India’s technology industry has seen a massive revival, both within the country and from global companies as they look to transform their technology infrastructure to enable access to applications remotely. Companies across the world are rewriting legacy code to modern software, shelving their data centres to move their applications to the Cloud.

They are also looking to build new business models based on transactions and user data and grow their business. This has also led to growing demand for professionals who are trained to work on these projects.

IT professionals stand to gain from a higher attrition rate.

“This trend will help job-seekers increase their salaries by an additional 15-25% and gain more savings potential as the critical mass of employees will continue to work from home till December 2021,” said Balasundaram.

The industry witnessed subdued hiring and lower attrition during 2020 owing to the outbreak-induced slowdown.

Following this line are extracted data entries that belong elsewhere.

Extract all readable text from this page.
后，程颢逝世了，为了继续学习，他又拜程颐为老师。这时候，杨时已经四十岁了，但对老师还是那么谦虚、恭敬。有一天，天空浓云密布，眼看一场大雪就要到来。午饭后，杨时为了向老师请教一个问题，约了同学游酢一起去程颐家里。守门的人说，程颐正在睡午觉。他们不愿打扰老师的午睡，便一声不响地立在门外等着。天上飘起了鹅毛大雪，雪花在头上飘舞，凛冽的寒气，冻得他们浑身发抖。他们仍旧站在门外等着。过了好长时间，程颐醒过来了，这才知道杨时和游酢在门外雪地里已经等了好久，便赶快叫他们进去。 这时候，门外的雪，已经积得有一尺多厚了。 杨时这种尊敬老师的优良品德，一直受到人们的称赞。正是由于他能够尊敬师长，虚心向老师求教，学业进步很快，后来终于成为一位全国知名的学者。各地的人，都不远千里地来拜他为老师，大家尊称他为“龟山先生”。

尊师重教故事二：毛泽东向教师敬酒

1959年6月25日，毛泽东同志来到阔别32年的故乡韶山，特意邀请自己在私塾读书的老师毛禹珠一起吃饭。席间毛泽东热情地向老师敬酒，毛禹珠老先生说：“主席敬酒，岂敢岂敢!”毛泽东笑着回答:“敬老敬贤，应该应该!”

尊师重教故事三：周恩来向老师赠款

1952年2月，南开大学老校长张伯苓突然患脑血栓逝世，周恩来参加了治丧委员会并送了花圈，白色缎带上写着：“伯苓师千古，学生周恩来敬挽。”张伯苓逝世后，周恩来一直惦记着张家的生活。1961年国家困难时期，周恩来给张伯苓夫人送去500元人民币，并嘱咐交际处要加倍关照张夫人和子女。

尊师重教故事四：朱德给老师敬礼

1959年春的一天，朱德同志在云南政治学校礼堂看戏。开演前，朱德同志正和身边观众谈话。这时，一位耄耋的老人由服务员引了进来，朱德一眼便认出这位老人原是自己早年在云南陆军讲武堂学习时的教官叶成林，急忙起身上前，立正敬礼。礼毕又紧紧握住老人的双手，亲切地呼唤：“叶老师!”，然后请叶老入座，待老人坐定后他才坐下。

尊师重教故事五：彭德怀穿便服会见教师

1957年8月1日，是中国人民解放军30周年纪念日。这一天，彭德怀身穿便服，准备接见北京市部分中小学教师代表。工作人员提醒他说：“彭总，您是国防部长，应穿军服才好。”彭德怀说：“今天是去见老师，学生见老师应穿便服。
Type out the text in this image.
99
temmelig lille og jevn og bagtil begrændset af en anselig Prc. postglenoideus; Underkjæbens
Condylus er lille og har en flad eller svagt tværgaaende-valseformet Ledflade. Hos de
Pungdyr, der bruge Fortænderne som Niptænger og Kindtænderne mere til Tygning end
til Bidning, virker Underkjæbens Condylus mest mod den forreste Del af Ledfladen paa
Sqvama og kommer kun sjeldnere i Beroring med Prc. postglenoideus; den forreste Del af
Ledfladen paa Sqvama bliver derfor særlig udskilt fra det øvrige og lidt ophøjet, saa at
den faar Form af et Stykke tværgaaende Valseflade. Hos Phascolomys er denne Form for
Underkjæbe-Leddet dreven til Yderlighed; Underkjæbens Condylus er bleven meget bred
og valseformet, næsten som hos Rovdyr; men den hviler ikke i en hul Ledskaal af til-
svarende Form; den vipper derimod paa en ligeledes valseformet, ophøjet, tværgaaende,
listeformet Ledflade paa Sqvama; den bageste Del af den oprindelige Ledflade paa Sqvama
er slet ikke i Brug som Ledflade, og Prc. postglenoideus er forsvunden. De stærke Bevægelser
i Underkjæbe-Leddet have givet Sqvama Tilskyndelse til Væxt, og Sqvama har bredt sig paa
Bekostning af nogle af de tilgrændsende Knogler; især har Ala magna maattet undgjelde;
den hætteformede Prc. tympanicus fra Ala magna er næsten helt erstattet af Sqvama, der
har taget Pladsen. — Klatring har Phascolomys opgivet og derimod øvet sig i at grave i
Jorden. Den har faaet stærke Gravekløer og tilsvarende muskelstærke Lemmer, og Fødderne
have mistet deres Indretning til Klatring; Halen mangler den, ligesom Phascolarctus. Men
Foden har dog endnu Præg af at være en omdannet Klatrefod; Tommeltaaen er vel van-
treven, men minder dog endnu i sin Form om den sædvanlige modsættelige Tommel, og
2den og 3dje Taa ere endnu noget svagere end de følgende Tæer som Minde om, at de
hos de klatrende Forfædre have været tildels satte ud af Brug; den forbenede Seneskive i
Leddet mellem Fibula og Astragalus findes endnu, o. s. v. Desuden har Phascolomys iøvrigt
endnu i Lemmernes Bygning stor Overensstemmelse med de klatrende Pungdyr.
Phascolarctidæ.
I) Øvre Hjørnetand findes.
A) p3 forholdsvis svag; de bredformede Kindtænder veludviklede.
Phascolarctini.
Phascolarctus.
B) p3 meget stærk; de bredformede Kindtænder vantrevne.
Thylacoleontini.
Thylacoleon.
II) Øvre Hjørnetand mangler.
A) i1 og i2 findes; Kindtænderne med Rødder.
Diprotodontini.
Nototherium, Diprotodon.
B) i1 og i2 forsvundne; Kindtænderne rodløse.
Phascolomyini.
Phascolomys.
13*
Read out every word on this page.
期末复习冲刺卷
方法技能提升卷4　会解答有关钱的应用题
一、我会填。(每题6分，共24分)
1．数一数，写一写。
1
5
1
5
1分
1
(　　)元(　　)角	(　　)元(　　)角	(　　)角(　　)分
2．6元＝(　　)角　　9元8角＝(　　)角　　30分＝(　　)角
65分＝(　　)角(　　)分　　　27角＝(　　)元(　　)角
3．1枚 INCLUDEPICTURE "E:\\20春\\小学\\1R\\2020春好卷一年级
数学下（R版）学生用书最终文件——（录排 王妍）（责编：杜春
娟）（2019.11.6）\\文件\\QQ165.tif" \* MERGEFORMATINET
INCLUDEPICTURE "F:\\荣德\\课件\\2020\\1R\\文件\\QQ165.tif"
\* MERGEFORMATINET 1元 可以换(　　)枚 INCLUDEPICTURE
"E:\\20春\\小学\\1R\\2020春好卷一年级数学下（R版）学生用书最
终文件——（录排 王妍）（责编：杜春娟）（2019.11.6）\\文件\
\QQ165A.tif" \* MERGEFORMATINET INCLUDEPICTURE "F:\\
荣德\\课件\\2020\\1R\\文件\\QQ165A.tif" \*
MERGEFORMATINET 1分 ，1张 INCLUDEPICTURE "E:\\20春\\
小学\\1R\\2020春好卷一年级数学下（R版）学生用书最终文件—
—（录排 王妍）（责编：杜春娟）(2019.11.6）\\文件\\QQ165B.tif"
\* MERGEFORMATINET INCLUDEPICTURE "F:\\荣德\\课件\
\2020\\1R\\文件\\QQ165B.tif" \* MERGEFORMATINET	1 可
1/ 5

“Now, with more deals, hiring plans are exploding,” he said.

Industry analysts believe the IT-BPM industry will see one million resignations, since a 22-23% attrition rate on a projected base of 4.6 million employees works out to around one million people.

“Along with the organic growth in demand due to increased IT spend and inflow of large-scale projects, the job market will be buoyant for talent that maintained a low profile last year,” said Kamal Karanth, co-founder of specialist staffing agency Xpheno.

With many IT transformation projects coming up in the market, companies are ramping up their workforce and ready to offer higher salaries and that is causing a higher attrition, said Deepak Agrawal, chief executive officer, TurboHire.

Tata Consultancy Services, Infosys, Wipro, and Tech Mahindra did not comment citing the silent period before quarterly results, while HCL Tech did not respond to ET’s queries.

Karanth of Xpheno also said the lower net additions due to the short-term Covid-19 impact were in the correction zone now, resulting in the release of pent-up demand in the job market.

“It will be interesting to see their employee cost in the next quarter and this year overall,” he said, adding that it would, however, be a “zero-sum game” as a majority of IT professionals resigning from their jobs would still be employed within the industry.